HSE concerned at transfer of refugees during coronavirus pandemic
Mood changes in Kerry as four cases of Covid-19 diagnosed after arrival of 100 refugees
The refugees, who were sent to the former Skellig Star Hotel in Caherciveen from different locations around the country, were initially welcomed by locals. Photograph: Google Maps
The Health Service Executive raised concerns with the Department of Justice regarding the transfer of more than 100 refugees to a new direct provision centre in Kerry in the midst of the coronavirus pandemic.
However, the mood in the Co Kerry town has turned after four cases of coronavirus, also known as Covid-19, were diagnosed, and new information has come to light about the circumstances surrounding their transfer.
In a letter to Fianna Fáil councillor Michael Cahill, the chief officer of Cork Kerry Community Healthcare ( a division of the HSE) Ger Reaney wrote that the decision to open the centre and transfer people there “at a time of pandemic was entirely a decision of the Department of Justice”.
“The HSE received limited notice in regard to the opening of the centre and voiced its concern at the time in regard to the timing of the move and the access of the centre’s residents to health services at a time when all of our healthcare services are being stretched to their limit.”
Earlier this week, The Irish Times reported that the international protection applicants were moved from a Dublin hotel where a guest was recently confirmed as suffering from the coronavirus.
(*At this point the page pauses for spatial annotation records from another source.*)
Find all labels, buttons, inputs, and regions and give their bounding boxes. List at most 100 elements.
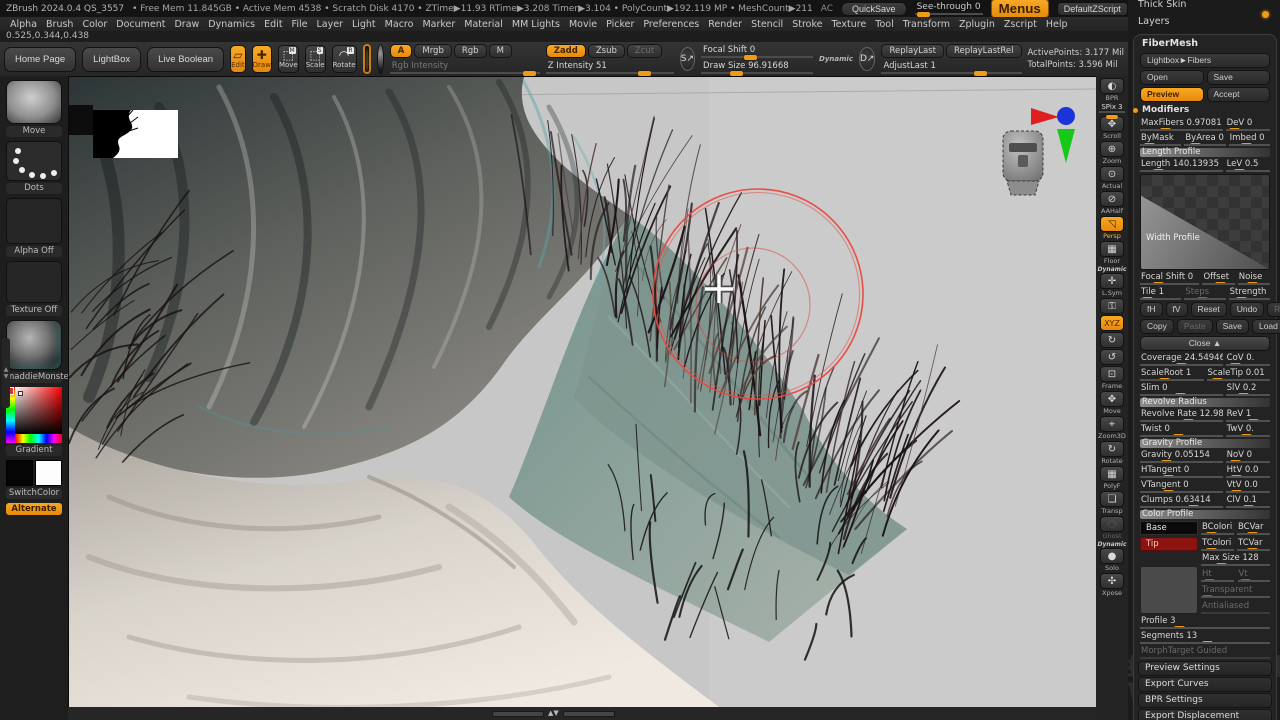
- move-button[interactable]: M ⬚ Move: [278, 45, 299, 73]
- alpha-selector[interactable]: Alpha Off: [6, 198, 62, 257]
- revolve-rate-slider[interactable]: Revolve Rate 12.98969: [1140, 409, 1223, 422]
- menu-tool[interactable]: Tool: [875, 19, 893, 30]
- rgb-intensity-slider[interactable]: Rgb Intensity: [390, 61, 540, 74]
- thick-skin-section[interactable]: Thick Skin: [1128, 0, 1280, 13]
- gravity-profile-bar[interactable]: Gravity Profile: [1140, 439, 1270, 448]
- adjustlast-slider[interactable]: AdjustLast 1: [881, 61, 1021, 74]
- twv-slider[interactable]: TwV 0.: [1226, 424, 1270, 437]
- accept-button[interactable]: Accept: [1207, 87, 1271, 102]
- m-button[interactable]: M: [489, 44, 512, 58]
- scale-button[interactable]: S ⬚ Scale: [305, 45, 326, 73]
- reset-button[interactable]: Reset: [1191, 302, 1227, 317]
- draw-button[interactable]: ✚ Draw: [252, 45, 272, 73]
- slim-slider[interactable]: Slim 0: [1140, 383, 1223, 396]
- ghost-button[interactable]: ◌ Ghost: [1098, 516, 1126, 540]
- menu-stroke[interactable]: Stroke: [792, 19, 822, 30]
- nov-slider[interactable]: NoV 0: [1226, 450, 1270, 463]
- scroll-button[interactable]: ✥ Scroll: [1098, 116, 1126, 140]
- save2-button[interactable]: Save: [1216, 319, 1249, 334]
- viewport-canvas[interactable]: [68, 76, 1096, 707]
- bpr-button[interactable]: ◐ BPR: [1098, 78, 1126, 102]
- length-slider[interactable]: Length 140.13935: [1140, 159, 1223, 172]
- gradient-picker[interactable]: [6, 387, 62, 443]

The travelling party associated with the guest were self-isolating in the hotel, a branch of Travelodge near Dublin Airport, up until and after the asylum seekers were transferred. Several staff members at the hotel later were confirmed as having contracted the coronavirus.
However, none of the confirmed cases at the Skellig Star are thought to be among those who relocated from the Travelodge. Widespread testing of those in the Cahersiveen centre was undertaken earlier this week.
Cllr Cahill criticised the department for a lack of transparency around the transfer of refugees to the town. “There’s numerous questions we need them to answer at this stage,” he said. “We’re talking about a community here at the moment that are terrified, there’s outrage and anger and they’re extremely worried.”
In a statement, the department confirmed that it had relocated over 600 people as part of its response to the pandemic. The first moves took place in early March and continued up until about two weeks ago. A spokesman said the moves were deemed “not only appropriate, but an essential element of our work to protect our residents, and the staff in our centres, to the best of our ability during this pandemic”.
Meanwhile the Ombudsman, Peter Tyndall, has said that direct provision accommodation is particularly unsuitable in the context of the Covid-19 pandemic. Mr Tyndall, who on Thursday published his annual commentary on people’s experiences of the direct provision system, said the highly contagious nature of the virus highlighted “how unsustainable it is to have three or more people who are not from the same family living in the same room for a significant amount of time”.
That situation, he said, exists for many people in direct provision centres, and particularly for many living in emergency accommodation. The ombudsman’s report reveals that his office saw a 10.5 per cent increase in the number of complaints regarding direct provision. “Current direct provision accommodation is not appropriate for anything other than short-term stay. Emergency accommodation is even more inappropriate. It is unacceptable that people who have sought refuge here can find themselves in accommodation that is entirely unsuitable for a prolonged period – up to 16 months and longer in some cases.”
He commended, however, the work of the department in moving people out of emergency accommodation in response to the threat from the virus.